Do you know what really grinds my gears? Changing rooms. If they aren’t filled with screeching children peeking under the doors as their haggard parents scream expletives, there’s always the middle aged attendant asking if you would possibly like the size up after wrestling for half an hour with the zip. Worst of all the curtains rarely reach the edges giving unsuspecting passers-by an unannounced glance of half an arse cheek. The locks don’t work, the doors are too small, the curtain hooks are broken and a complete stranger walked in on you starkers attempting to escape the irate and expansive queue.

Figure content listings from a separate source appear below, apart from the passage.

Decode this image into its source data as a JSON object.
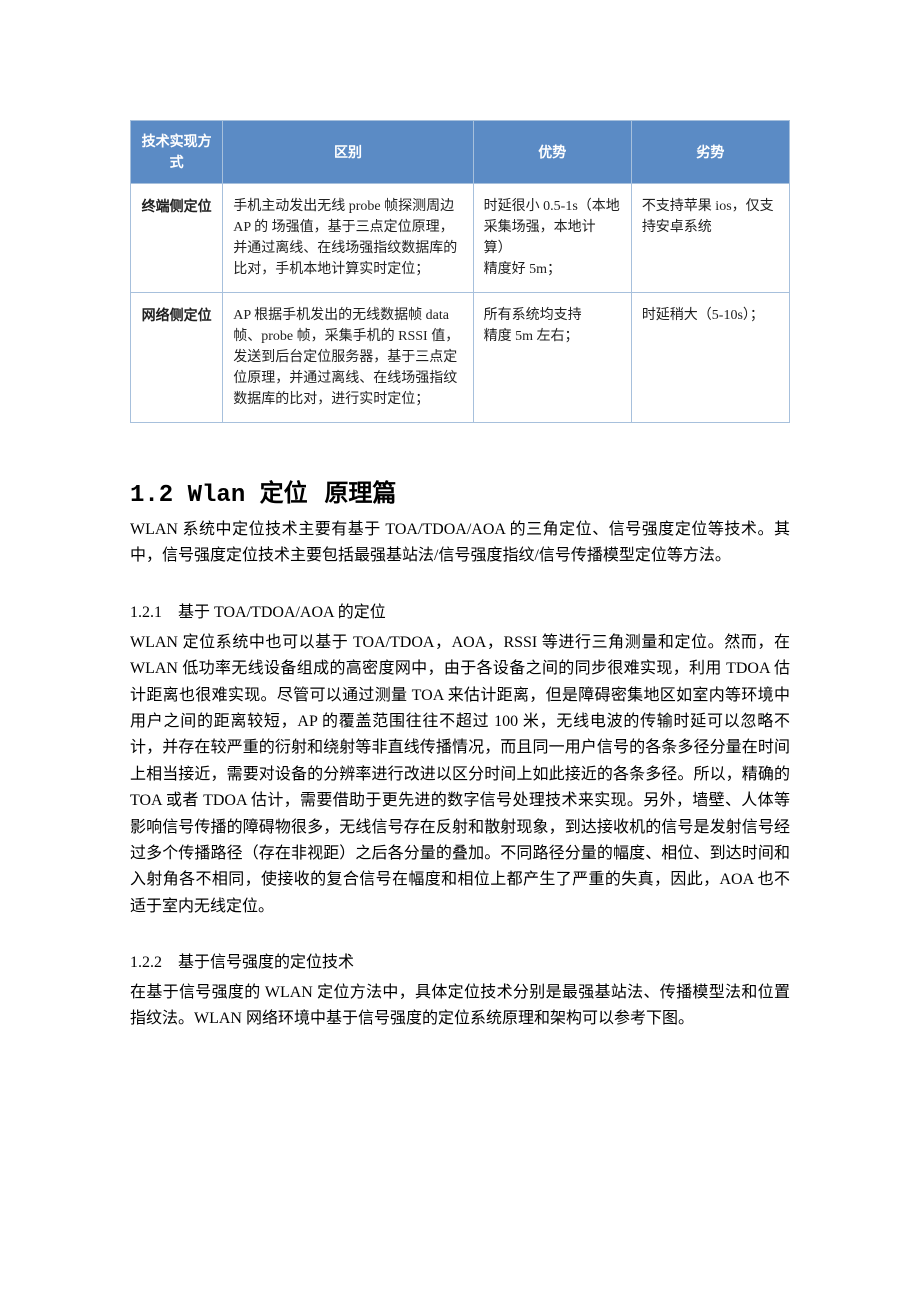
{
  "table": {
    "header_bg": "#5b8bc5",
    "header_fg": "#ffffff",
    "border_color": "#a7c0dc",
    "columns": [
      {
        "label": "技术实现方式",
        "class": "col-1"
      },
      {
        "label": "区别",
        "class": "col-2"
      },
      {
        "label": "优势",
        "class": "col-3"
      },
      {
        "label": "劣势",
        "class": "col-4"
      }
    ],
    "rows": [
      {
        "label": "终端侧定位",
        "diff": "手机主动发出无线 probe 帧探测周边 AP 的 场强值，基于三点定位原理，并通过离线、在线场强指纹数据库的比对，手机本地计算实时定位；",
        "adv": "时延很小 0.5-1s（本地采集场强，本地计算）\n精度好 5m；",
        "dis": "不支持苹果 ios，仅支持安卓系统"
      },
      {
        "label": "网络侧定位",
        "diff": "AP 根据手机发出的无线数据帧 data 帧、probe 帧，采集手机的 RSSI 值，发送到后台定位服务器，基于三点定位原理，并通过离线、在线场强指纹数据库的比对，进行实时定位；",
        "adv": "所有系统均支持\n精度 5m 左右；",
        "dis": "时延稍大（5-10s）；"
      }
    ]
  },
  "section": {
    "number": "1.2",
    "title_a": "Wlan 定位",
    "title_b": "原理篇",
    "intro": "WLAN 系统中定位技术主要有基于 TOA/TDOA/AOA 的三角定位、信号强度定位等技术。其中，信号强度定位技术主要包括最强基站法/信号强度指纹/信号传播模型定位等方法。"
  },
  "sub1": {
    "heading": "1.2.1　基于 TOA/TDOA/AOA 的定位",
    "body": "WLAN 定位系统中也可以基于 TOA/TDOA，AOA，RSSI 等进行三角测量和定位。然而，在 WLAN 低功率无线设备组成的高密度网中，由于各设备之间的同步很难实现，利用 TDOA 估计距离也很难实现。尽管可以通过测量 TOA 来估计距离，但是障碍密集地区如室内等环境中用户之间的距离较短，AP 的覆盖范围往往不超过 100 米，无线电波的传输时延可以忽略不计，并存在较严重的衍射和绕射等非直线传播情况，而且同一用户信号的各条多径分量在时间上相当接近，需要对设备的分辨率进行改进以区分时间上如此接近的各条多径。所以，精确的 TOA 或者 TDOA 估计，需要借助于更先进的数字信号处理技术来实现。另外，墙壁、人体等影响信号传播的障碍物很多，无线信号存在反射和散射现象，到达接收机的信号是发射信号经过多个传播路径（存在非视距）之后各分量的叠加。不同路径分量的幅度、相位、到达时间和入射角各不相同，使接收的复合信号在幅度和相位上都产生了严重的失真，因此，AOA 也不适于室内无线定位。"
  },
  "sub2": {
    "heading": "1.2.2　基于信号强度的定位技术",
    "body": "在基于信号强度的 WLAN 定位方法中，具体定位技术分别是最强基站法、传播模型法和位置指纹法。WLAN 网络环境中基于信号强度的定位系统原理和架构可以参考下图。"
  }
}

Now perhaps this is a slightly biased female perspective, men seem to enter a shop and be one of three sizes S, M L, no trying on necessary, pick a size and Bob’s your uncle, whoever he may be. Women do not only have their size to worry about, it’s the shape of your size. Are you a 34DD top heavy with spindly size 6 legs? Do you have the classic patronisingly ‘British pear shape,’ tiny wee breasts with nicely rounded hips and bum that friends reassure you is just like J-Lo? This is before we’ve even got on to ‘styling for your shape,’ a term so endeared to by all those television ‘stylists’ who grab their victims wobbly bits in front of a mirror, smile smugly as they weep hysterically about their lack of self esteem, and fix their lifetimes insecurities with an A line skirt. While Gok Wan proudly parades stretch marks and cellulite around shopping centres across the UK, I’m not so sure we should be subject to this when minding our own business on the high street.
Fancy stores are no better, heavy curtains and human sized doors they may have, but when you ask the dopey weekend girl to hold on to the tights you can’t take in, they mysteriously disappear by the time you exit the fitting rooms, hot and bothered, red in the face, giving up on the whole idea. Who needs new clothes anyway?